Wind power was the No. 2 source for power generation in the U.S. for the first time ever on March 29, surpassing coal and nuclear power, the U.S. Energy Information Administration (EIA) said Thursday.
Wind turbines in the continental U.S. produced 2,017 gigawatthours of electricity on the 29th, according to data from the EIA. While there have been days in the past when wind generation separately outpaced coal and nuclear generation, the 29th marked the first day that it surpassed both power sources.
Natural gas remained the top source of power generation on March 29, comprising 31 percent of power generation, followed by wind, nuclear and coal. The milestone comes a little more than two years after nationwide wind capacity outstripped nuclear capacity in September 2019. This did not immediately result in higher wind power output than nuclear, because wind generators are designed to run at lower capacity than nuclear generators.
Wind power generation often hits an annual high in spring, when wind speeds tend to peak and electricity demand is usually at one of its lowest points, which prompts coal and nuclear generators to reduce output.
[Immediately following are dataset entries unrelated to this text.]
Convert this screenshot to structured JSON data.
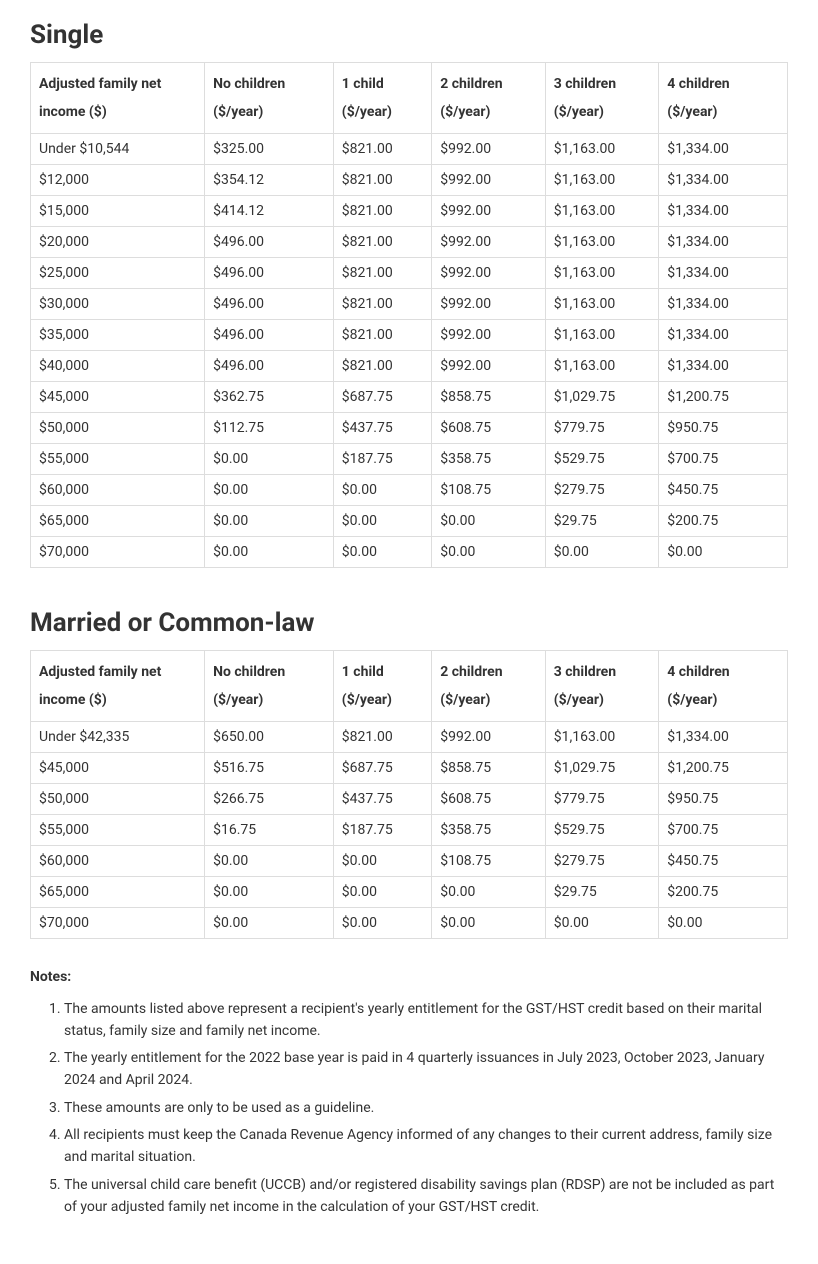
{
  "single": {
    "heading": "Single",
    "columns": [
      "Adjusted family net income ($)",
      "No children ($/year)",
      "1 child ($/year)",
      "2 children ($/year)",
      "3 children ($/year)",
      "4 children ($/year)"
    ],
    "rows": [
      [
        "Under $10,544",
        "$325.00",
        "$821.00",
        "$992.00",
        "$1,163.00",
        "$1,334.00"
      ],
      [
        "$12,000",
        "$354.12",
        "$821.00",
        "$992.00",
        "$1,163.00",
        "$1,334.00"
      ],
      [
        "$15,000",
        "$414.12",
        "$821.00",
        "$992.00",
        "$1,163.00",
        "$1,334.00"
      ],
      [
        "$20,000",
        "$496.00",
        "$821.00",
        "$992.00",
        "$1,163.00",
        "$1,334.00"
      ],
      [
        "$25,000",
        "$496.00",
        "$821.00",
        "$992.00",
        "$1,163.00",
        "$1,334.00"
      ],
      [
        "$30,000",
        "$496.00",
        "$821.00",
        "$992.00",
        "$1,163.00",
        "$1,334.00"
      ],
      [
        "$35,000",
        "$496.00",
        "$821.00",
        "$992.00",
        "$1,163.00",
        "$1,334.00"
      ],
      [
        "$40,000",
        "$496.00",
        "$821.00",
        "$992.00",
        "$1,163.00",
        "$1,334.00"
      ],
      [
        "$45,000",
        "$362.75",
        "$687.75",
        "$858.75",
        "$1,029.75",
        "$1,200.75"
      ],
      [
        "$50,000",
        "$112.75",
        "$437.75",
        "$608.75",
        "$779.75",
        "$950.75"
      ],
      [
        "$55,000",
        "$0.00",
        "$187.75",
        "$358.75",
        "$529.75",
        "$700.75"
      ],
      [
        "$60,000",
        "$0.00",
        "$0.00",
        "$108.75",
        "$279.75",
        "$450.75"
      ],
      [
        "$65,000",
        "$0.00",
        "$0.00",
        "$0.00",
        "$29.75",
        "$200.75"
      ],
      [
        "$70,000",
        "$0.00",
        "$0.00",
        "$0.00",
        "$0.00",
        "$0.00"
      ]
    ]
  },
  "married": {
    "heading": "Married or Common-law",
    "columns": [
      "Adjusted family net income ($)",
      "No children ($/year)",
      "1 child ($/year)",
      "2 children ($/year)",
      "3 children ($/year)",
      "4 children ($/year)"
    ],
    "rows": [
      [
        "Under $42,335",
        "$650.00",
        "$821.00",
        "$992.00",
        "$1,163.00",
        "$1,334.00"
      ],
      [
        "$45,000",
        "$516.75",
        "$687.75",
        "$858.75",
        "$1,029.75",
        "$1,200.75"
      ],
      [
        "$50,000",
        "$266.75",
        "$437.75",
        "$608.75",
        "$779.75",
        "$950.75"
      ],
      [
        "$55,000",
        "$16.75",
        "$187.75",
        "$358.75",
        "$529.75",
        "$700.75"
      ],
      [
        "$60,000",
        "$0.00",
        "$0.00",
        "$108.75",
        "$279.75",
        "$450.75"
      ],
      [
        "$65,000",
        "$0.00",
        "$0.00",
        "$0.00",
        "$29.75",
        "$200.75"
      ],
      [
        "$70,000",
        "$0.00",
        "$0.00",
        "$0.00",
        "$0.00",
        "$0.00"
      ]
    ]
  },
  "notes": {
    "heading": "Notes:",
    "items": [
      "The amounts listed above represent a recipient's yearly entitlement for the GST/HST credit based on their marital status, family size and family net income.",
      "The yearly entitlement for the 2022 base year is paid in 4 quarterly issuances in July 2023, October 2023, January 2024 and April 2024.",
      "These amounts are only to be used as a guideline.",
      "All recipients must keep the Canada Revenue Agency informed of any changes to their current address, family size and marital situation.",
      "The universal child care benefit (UCCB) and/or registered disability savings plan (RDSP) are not be included as part of your adjusted family net income in the calculation of your GST/HST credit."
    ]
  },
  "style": {
    "border_color": "#dddddd",
    "text_color": "#333333",
    "background_color": "#ffffff",
    "heading_fontsize_pt": 20,
    "body_fontsize_pt": 10.5,
    "col_widths_pct": [
      23,
      17,
      13,
      15,
      15,
      17
    ]
  }
}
Overall, wind typically produces the least amount of electricity per month of any major source, and the EIA does not project that it will surpass coal or nuclear for a full month at any point during this year or 2023.
The milestone comes as the Biden administration has made increased wind power installations a central part of its agenda to reduce U.S. carbon emissions by half by the end of the decade. The Interior Department has signed off on a number of offshore wind projects, including most recently the first wind power lease off the Carolinas in late March. The Biden administration has set a goal of leasing 30 gigawatts’ worth of offshore wind power.